Apple rumored to be looking into new charging method for 6th-gen iPhone
The Wall Street Journal added possible details of a sixth-generation iPhone to an earlier report on the so-called "iPhone 5," which is expected this fall.
Wednesday's report claimed Apple's next iPhone will be smaller and lighter with an 8-megapixel camera. The iPhone maker reportedly hopes to build 25 million units of the device by the end of 2011, though sources said the new model is "complicated and difficult to assemble" and could face production constraints.
However, investors are said to be expecting a "bigger boost" to the company's iPhone business next year. "People briefed on Apple's plans said the company is planning a major iPhone revamp then, with one person saying the company has been experimenting with features such as a new way of charging the phone," the report said.
The source was unable to provide further details on any new charging technology Apple is working on. Patent filings for a range of alternative charging methods could provide some indication of Apple's plans, though the vast majority of Apple's patent applications never see the light of day. In particular, the company has looked into induction charging of iOS devices through "non-contact based platforms." An Apple patent filing published last year described an iPad dock with inductive coils.

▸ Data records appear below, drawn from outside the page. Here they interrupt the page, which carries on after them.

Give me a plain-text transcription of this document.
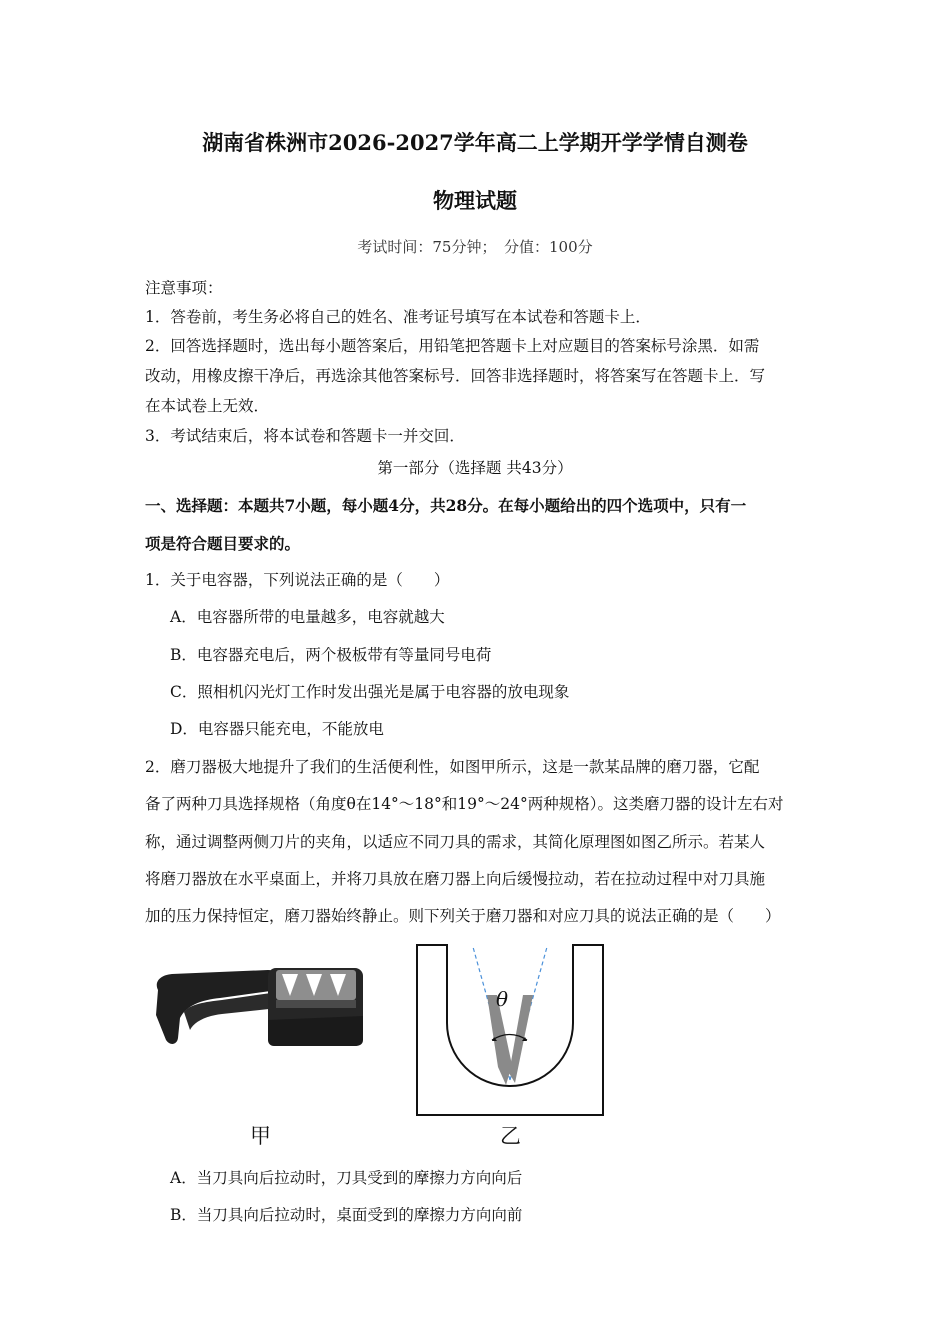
湖南省株洲市2026-2027学年高二上学期开学学情自测卷
物理试题
考试时间：75分钟；　分值：100分
注意事项：
1．答卷前，考生务必将自己的姓名、准考证号填写在本试卷和答题卡上．
2．回答选择题时，选出每小题答案后，用铅笔把答题卡上对应题目的答案标号涂黑．如需
改动，用橡皮擦干净后，再选涂其他答案标号．回答非选择题时，将答案写在答题卡上．写
在本试卷上无效．
3．考试结束后，将本试卷和答题卡一并交回．
第一部分（选择题 共43分）
一、选择题：本题共7小题，每小题4分，共28分。在每小题给出的四个选项中，只有一
项是符合题目要求的。
1．关于电容器，下列说法正确的是（　　）
A．电容器所带的电量越多，电容就越大
B．电容器充电后，两个极板带有等量同号电荷
C．照相机闪光灯工作时发出强光是属于电容器的放电现象
D．电容器只能充电，不能放电
2．磨刀器极大地提升了我们的生活便利性，如图甲所示，这是一款某品牌的磨刀器，它配
备了两种刀具选择规格（角度θ在14°～18°和19°～24°两种规格）。这类磨刀器的设计左右对
称，通过调整两侧刀片的夹角，以适应不同刀具的需求，其简化原理图如图乙所示。若某人
将磨刀器放在水平桌面上，并将刀具放在磨刀器上向后缓慢拉动，若在拉动过程中对刀具施
加的压力保持恒定，磨刀器始终静止。则下列关于磨刀器和对应刀具的说法正确的是（　　）
甲
θ
乙
A．当刀具向后拉动时，刀具受到的摩擦力方向向后
B．当刀具向后拉动时，桌面受到的摩擦力方向向前
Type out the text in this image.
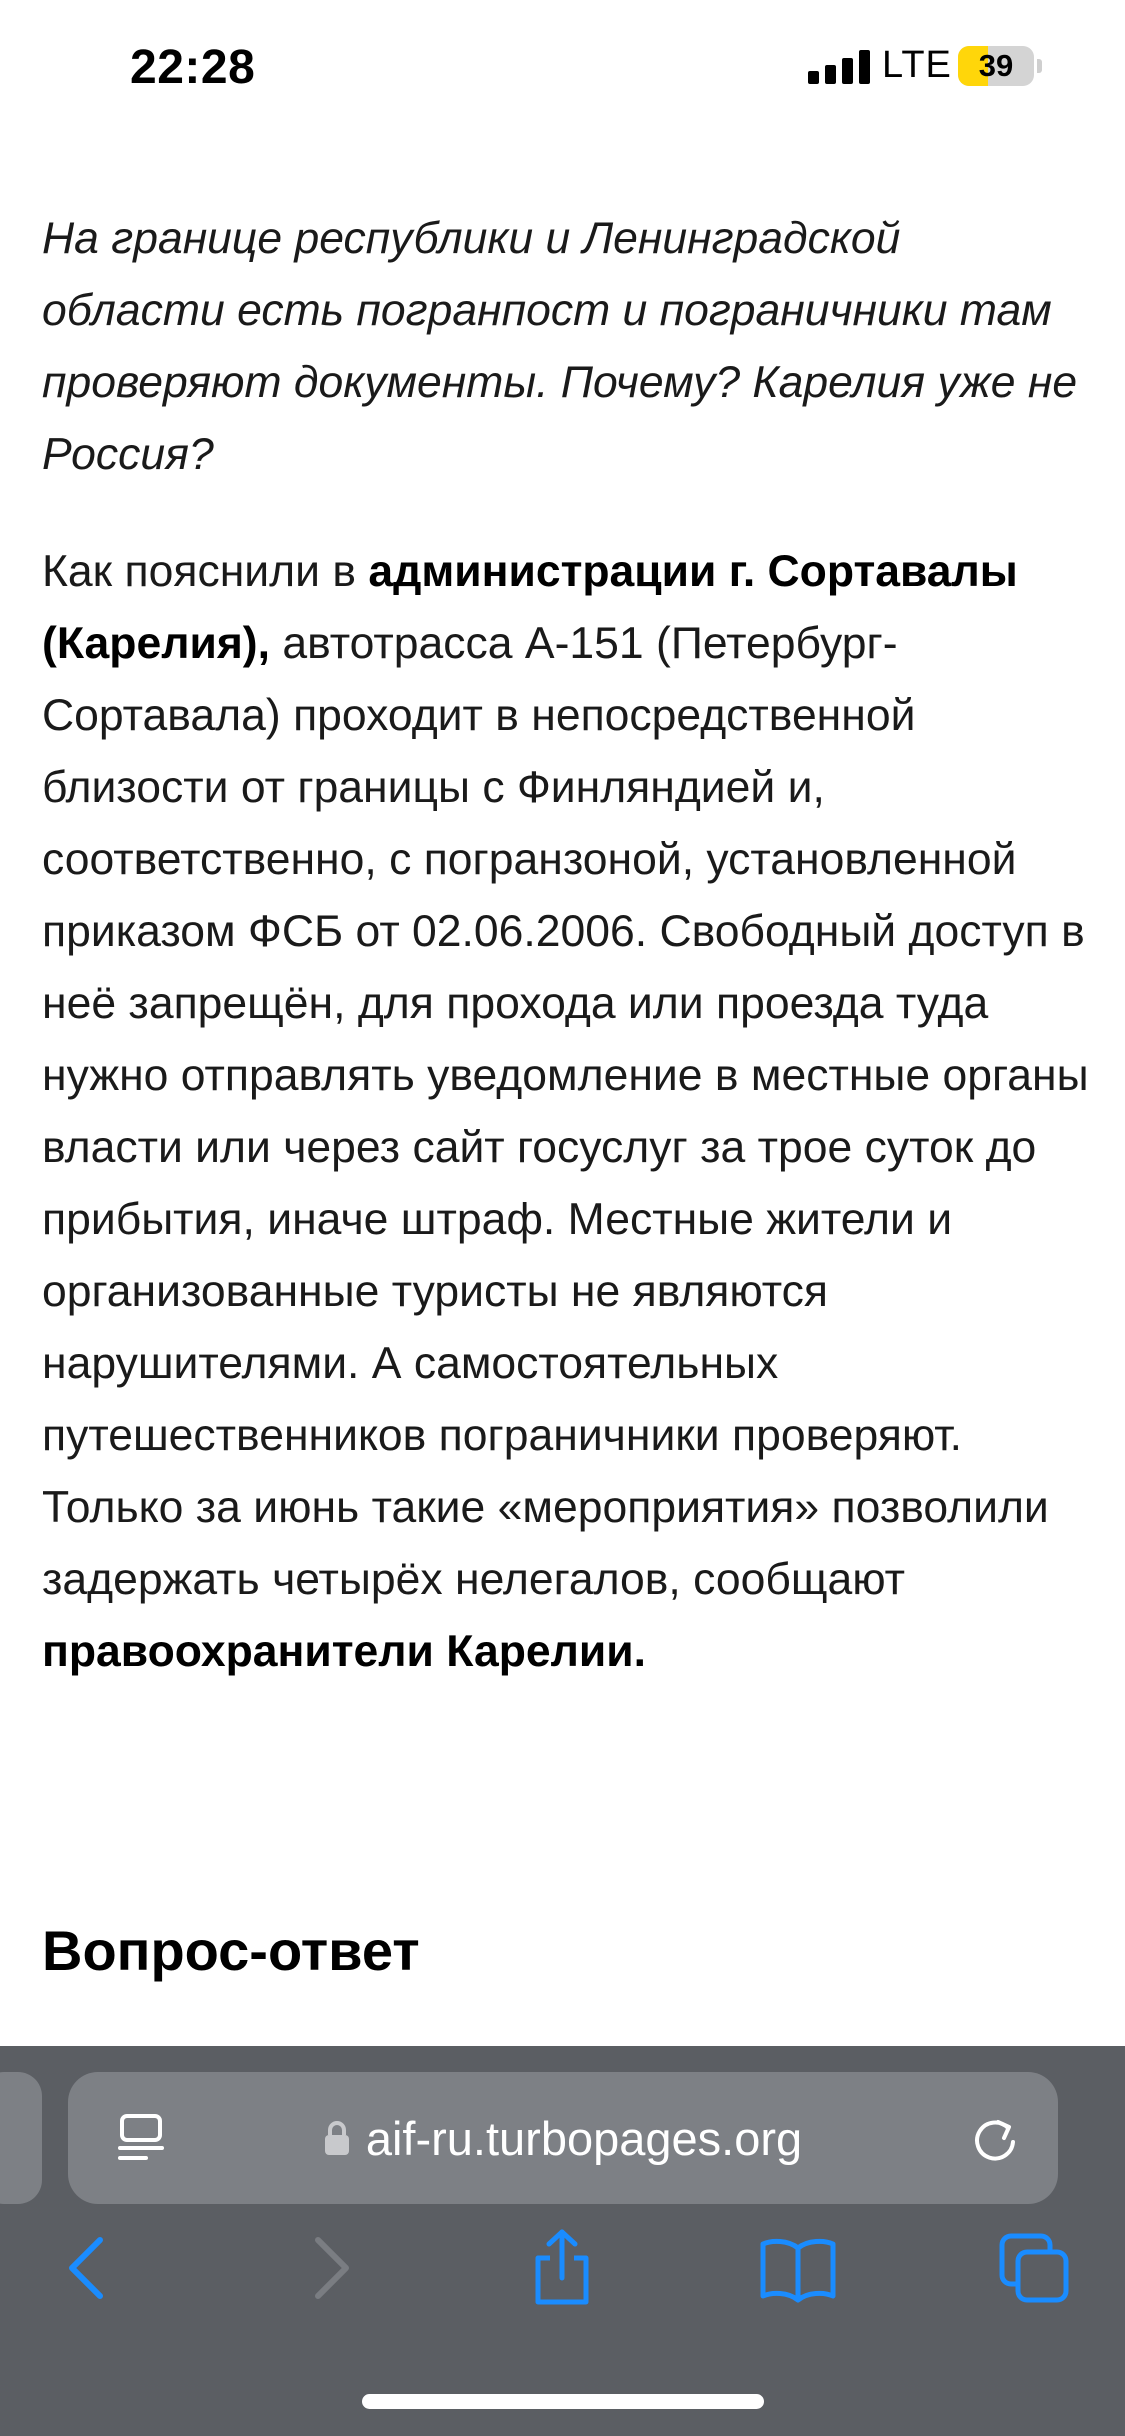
22:28	LTE 39

На границе республики и Ленинградской области есть погранпост и пограничники там проверяют документы. Почему? Карелия уже не Россия?

Как пояснили в администрации г. Сортавалы (Карелия), автотрасса А-151 (Петербург-Сортавала) проходит в непосредственной близости от границы с Финляндией и, соответственно, с погранзоной, установленной приказом ФСБ от 02.06.2006. Свободный доступ в неё запрещён, для прохода или проезда туда нужно отправлять уведомление в местные органы власти или через сайт госуслуг за трое суток до прибытия, иначе штраф. Местные жители и организованные туристы не являются нарушителями. А самостоятельных путешественников пограничники проверяют. Только за июнь такие «мероприятия» позволили задержать четырёх нелегалов, сообщают правоохранители Карелии.

Вопрос-ответ
aif-ru.turbopages.org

It has also been suggested that Apple will transition its iOS devices to connecting over the Thunderbolt port, rather than USB. The Apple and Intel co-developed standard provides power and 10Gbps of data and display. A job posting from the Cupertino, Calif., company discovered in April listed ARM processor experience as a requirement for a "Thunderbolt Software Quality Engineer" position, a possible sign that future versions of the iPhone or iPad could incorporate the technology.
The Journal's sources also contributed to a much-talked-about rumor that Apple is working on a "less-expensive phone," adding that the device could have new features such as an edge-to-edge screen. Speculation of a cheaper iPhone was reignited last week when Deutsche Bank analyst Chris Whitmore suggested that Apple will release a $349 contract-free iPhone later this year. However, analysts and media outlets disagree on whether a cheaper iPhone is indeed coming in the near future.